Jörg Kramer, chief economist at Commerzbank, is skeptical about such relief. If an important production factor such as energy becomes massively more expensive, the overall economic supply of goods will decrease at a given price level. “If the state boosts demand in this situation with broad-based so-called relief packages financed by credit, more demand meets the shrunken supply, and inflation rises. You can’t relieve the population across the board, that’s only possible with a view to low-income households.”

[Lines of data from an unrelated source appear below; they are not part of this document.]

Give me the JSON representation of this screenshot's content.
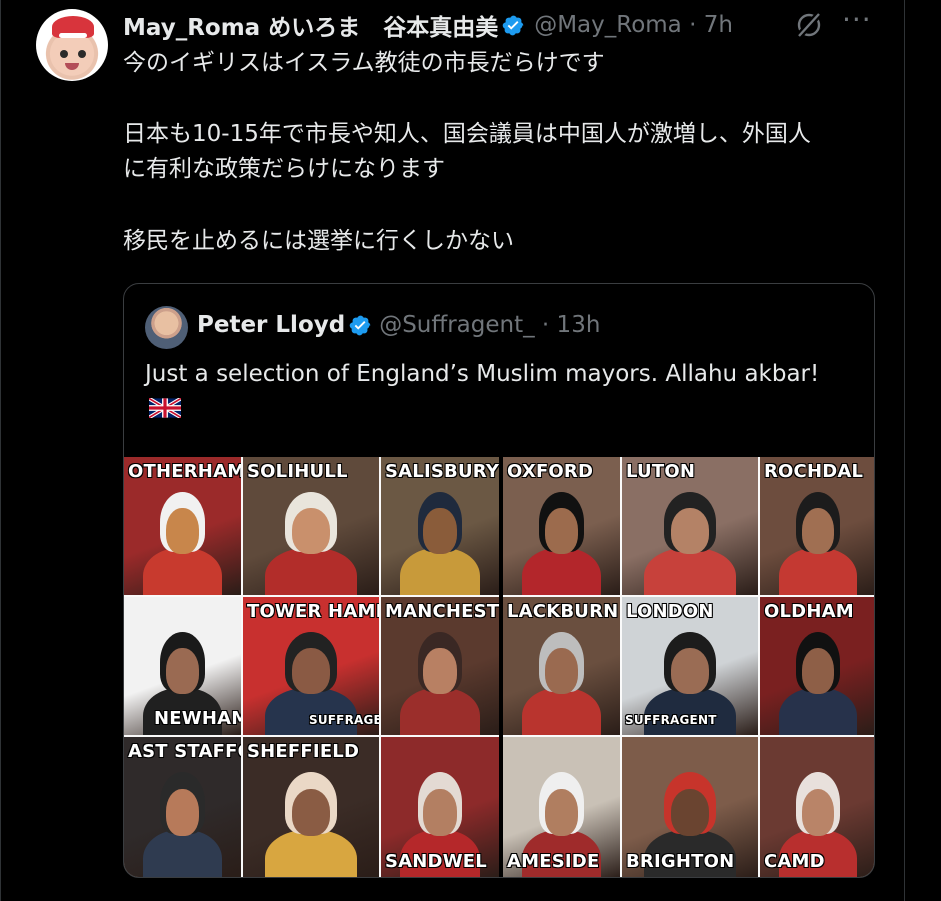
{
  "tweet": {
    "author_name": "May_Roma めいろま　谷本真由美",
    "handle_time": "@May_Roma · 7h",
    "lines": [
      "今のイギリスはイスラム教徒の市長だらけです",
      "日本も10-15年で市長や知人、国会議員は中国人が激増し、外国人",
      "に有利な政策だらけになります",
      "移民を止めるには選挙に行くしかない"
    ]
  },
  "quote": {
    "author_name": "Peter Lloyd",
    "handle_time": "@Suffragent_ · 13h",
    "text": "Just a selection of England’s Muslim mayors. Allahu akbar!"
  },
  "grid": {
    "labels": [
      "OTHERHAM",
      "SOLIHULL",
      "SALISBURY",
      "OXFORD",
      "LUTON",
      "ROCHDAL",
      "NEWHAM",
      "TOWER HAMLETS",
      "MANCHESTER C",
      "LACKBURN",
      "LONDON",
      "OLDHAM",
      "AST STAFFORD",
      "SHEFFIELD",
      "SANDWEL",
      "AMESIDE",
      "BRIGHTON",
      "CAMD"
    ],
    "watermarks": [
      "SUFFRAGENT",
      "SUFFRAGENT"
    ]
  },
  "colors": {
    "background": "#000000",
    "text": "#e7e9ea",
    "secondary": "#71767b",
    "verified": "#1d9bf0",
    "border": "#3a3d40"
  },
  "icons": [
    "verified-badge-icon",
    "grok-icon",
    "more-icon",
    "uk-flag-icon"
  ]
}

It is more important to start at another point, the supply of goods, say some economists. Because this is where there is currently a bottleneck. There is a particular shortage of energy. Procurement of additional energy sources should alleviate inflation. Federal Economics Minister Robert Habeck is currently trying to compensate for the loss of Russian gas supplies by purchasing liquefied natural gas (LNG).

higher taxes

Fiscal policy measures are an alternative. But they’re pretty unpopular at the moment. Several economists advocate tax increases. They would discourage citizens from spending more money. “Fiscal policy can contribute to relaxation if it cushions social hardship,” says KfW chief economist Friti Köhler-Geib.

And what role can the ECB play in combating a wage-price spiral? It should credibly convey to the public that it is taking action against high inflation, says Kerstin Bernoth, deputy head of the Macroeconomics department at the DIW. “If people expect wages to fall, they don’t urgently need higher wages.” So the threatening spiral would not materialise.

The important role of the ECB

Most economists are calling for the European monetary authorities to reduce inflationary pressure by significantly raising interest rates. Even if the economy then slides into recession, it will be manageable. With quick and strong interest rate hikes – at the price of a recession – the ECB could nip the wage-price spiral in the bud, says ING economist Brzeski. “Because then workers will focus on job security instead of higher wages.”

Thomas Mayer, director of the Flossbach von Storch Research Institute, believes that the inflation dynamic can only be stopped by raising interest rates and an economic slowdown. “It takes a recession to beat inflation,” he says. However, the ECB is afraid of interest rate hikes due to the high level of debt in some European countries.